Como uma CBDC criou caos e pobreza na Nigéria

15/10/2024

Como uma CBDC criou caos e pobreza na Nigéria

Não é por acaso que a Nigéria, com uma população de mais de duzentos milhões, se tornou o primeiro campo de testes global sério para a implementação de moedas digitais do banco central (CBDC). Não é apenas o país mais rico do continente onde os globalistas estão fazendo planos, mas a Nigéria também possui reservas significativas de hidrocarbonetos e metais e cidadãos talentosos. Por essas razões, pode servir como um exemplo relativamente bom para o resto dos continentes mais pobres.

As considerações geopolíticas não são insignificantes. Os globalistas de Davos, que estão presentes na Nigéria há algum tempo, sentem que, se não cuidarem da Nigéria, os russos, presentes lá desde a era soviética, o farão. Os interesses políticos na Nigéria também estão sendo procurados pelos chineses, que constroem ferrovias, estradas, aeroportos e empresas de mineração na Nigéria, ao mesmo tempo em que cultivam boas relações com líderes tribais e políticos.

 

Um calendário

Aqui está a linha do tempo do estabelecimento do eNaira, a CBDC nigeriano. Embora a tentativa de digitalizar a moeda nigeriana tenha terminado em fracasso, ela traz uma lição para o resto do mundo.

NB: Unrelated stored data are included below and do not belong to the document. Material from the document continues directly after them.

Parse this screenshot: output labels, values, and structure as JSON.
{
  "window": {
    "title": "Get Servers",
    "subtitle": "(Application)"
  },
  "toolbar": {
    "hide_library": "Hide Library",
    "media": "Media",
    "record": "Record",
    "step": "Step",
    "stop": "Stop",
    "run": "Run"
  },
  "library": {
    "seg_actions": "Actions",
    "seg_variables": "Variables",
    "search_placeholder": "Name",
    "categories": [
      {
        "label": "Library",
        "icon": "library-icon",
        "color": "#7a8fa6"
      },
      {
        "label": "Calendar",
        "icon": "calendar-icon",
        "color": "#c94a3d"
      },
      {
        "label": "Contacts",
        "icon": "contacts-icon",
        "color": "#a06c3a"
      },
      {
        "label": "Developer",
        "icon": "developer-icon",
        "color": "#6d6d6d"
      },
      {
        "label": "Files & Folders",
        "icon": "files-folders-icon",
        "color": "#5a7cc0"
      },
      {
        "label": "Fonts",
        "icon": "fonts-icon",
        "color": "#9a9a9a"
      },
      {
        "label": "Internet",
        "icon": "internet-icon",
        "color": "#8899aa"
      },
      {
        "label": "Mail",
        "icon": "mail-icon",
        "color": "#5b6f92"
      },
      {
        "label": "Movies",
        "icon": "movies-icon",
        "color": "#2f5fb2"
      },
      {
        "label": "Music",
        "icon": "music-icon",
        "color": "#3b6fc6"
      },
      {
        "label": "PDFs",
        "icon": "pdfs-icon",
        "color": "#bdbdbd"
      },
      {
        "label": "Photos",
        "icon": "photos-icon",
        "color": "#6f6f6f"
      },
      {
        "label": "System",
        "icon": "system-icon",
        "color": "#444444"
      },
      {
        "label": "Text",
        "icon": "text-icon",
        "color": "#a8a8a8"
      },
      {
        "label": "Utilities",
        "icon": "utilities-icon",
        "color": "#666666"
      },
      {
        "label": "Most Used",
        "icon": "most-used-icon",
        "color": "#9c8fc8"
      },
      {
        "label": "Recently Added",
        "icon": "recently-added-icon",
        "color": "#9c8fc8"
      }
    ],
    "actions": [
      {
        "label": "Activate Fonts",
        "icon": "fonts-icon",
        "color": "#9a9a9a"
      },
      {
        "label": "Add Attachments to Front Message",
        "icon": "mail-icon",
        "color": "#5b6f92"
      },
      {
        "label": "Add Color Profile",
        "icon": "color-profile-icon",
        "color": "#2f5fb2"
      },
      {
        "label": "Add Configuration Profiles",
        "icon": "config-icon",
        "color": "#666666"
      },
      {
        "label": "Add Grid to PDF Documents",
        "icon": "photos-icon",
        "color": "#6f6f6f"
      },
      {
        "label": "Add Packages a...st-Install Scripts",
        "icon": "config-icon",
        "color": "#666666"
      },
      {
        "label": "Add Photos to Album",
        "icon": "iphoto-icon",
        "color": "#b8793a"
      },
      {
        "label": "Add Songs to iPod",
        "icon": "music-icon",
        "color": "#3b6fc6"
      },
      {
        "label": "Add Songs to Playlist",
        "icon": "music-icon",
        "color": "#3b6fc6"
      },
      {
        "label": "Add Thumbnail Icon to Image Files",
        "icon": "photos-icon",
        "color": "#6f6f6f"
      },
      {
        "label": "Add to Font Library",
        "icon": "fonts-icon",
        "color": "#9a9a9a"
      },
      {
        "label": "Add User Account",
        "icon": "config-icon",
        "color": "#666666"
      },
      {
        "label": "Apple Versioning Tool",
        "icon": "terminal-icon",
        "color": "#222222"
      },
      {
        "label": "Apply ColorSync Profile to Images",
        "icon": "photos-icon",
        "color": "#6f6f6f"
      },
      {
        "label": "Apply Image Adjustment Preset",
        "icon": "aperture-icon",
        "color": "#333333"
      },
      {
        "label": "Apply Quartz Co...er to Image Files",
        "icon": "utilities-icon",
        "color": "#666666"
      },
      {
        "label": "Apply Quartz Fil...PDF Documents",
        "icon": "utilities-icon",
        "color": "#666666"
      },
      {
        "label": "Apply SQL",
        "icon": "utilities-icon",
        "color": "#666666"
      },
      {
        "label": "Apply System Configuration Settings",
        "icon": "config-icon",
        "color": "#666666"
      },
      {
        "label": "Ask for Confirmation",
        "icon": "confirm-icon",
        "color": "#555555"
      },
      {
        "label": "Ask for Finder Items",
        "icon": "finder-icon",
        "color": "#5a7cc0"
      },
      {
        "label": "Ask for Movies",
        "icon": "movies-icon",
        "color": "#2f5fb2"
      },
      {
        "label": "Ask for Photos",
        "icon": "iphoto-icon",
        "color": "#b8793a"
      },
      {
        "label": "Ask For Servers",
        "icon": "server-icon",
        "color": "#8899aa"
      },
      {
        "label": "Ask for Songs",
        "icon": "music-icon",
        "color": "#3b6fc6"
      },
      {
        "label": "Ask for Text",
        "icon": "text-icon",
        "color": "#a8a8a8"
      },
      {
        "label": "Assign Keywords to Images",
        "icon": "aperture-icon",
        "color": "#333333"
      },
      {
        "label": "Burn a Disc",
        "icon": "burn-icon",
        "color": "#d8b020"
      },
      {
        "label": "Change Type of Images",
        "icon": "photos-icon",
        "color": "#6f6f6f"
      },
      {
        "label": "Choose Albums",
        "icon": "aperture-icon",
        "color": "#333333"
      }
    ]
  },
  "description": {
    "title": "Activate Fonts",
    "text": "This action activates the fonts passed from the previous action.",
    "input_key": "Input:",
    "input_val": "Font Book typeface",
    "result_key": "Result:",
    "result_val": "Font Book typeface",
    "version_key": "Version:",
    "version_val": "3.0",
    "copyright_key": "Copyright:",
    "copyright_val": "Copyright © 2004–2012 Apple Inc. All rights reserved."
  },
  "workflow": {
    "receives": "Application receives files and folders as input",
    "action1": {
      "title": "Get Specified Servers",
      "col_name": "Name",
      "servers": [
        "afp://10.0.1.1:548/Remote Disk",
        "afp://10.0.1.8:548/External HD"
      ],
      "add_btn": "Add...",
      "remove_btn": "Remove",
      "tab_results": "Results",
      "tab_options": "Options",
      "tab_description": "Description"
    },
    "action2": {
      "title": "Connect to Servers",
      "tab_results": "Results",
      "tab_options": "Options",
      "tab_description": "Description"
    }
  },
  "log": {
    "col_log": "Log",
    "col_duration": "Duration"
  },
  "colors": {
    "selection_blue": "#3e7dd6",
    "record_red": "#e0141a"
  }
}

Em 25 de outubro de 2022, um ano após o referendo nacional sobre o estabelecimento da CBDC na Nigéria, no qual 99,5% dos cidadãos votaram contra a digitalização da moeda, o então presidente do país, Muhammadu Buhari, da tribo Fulani, emitiu um decreto que, apesar da oposição da maioria da nação, a revolução financeira ainda ocorreria.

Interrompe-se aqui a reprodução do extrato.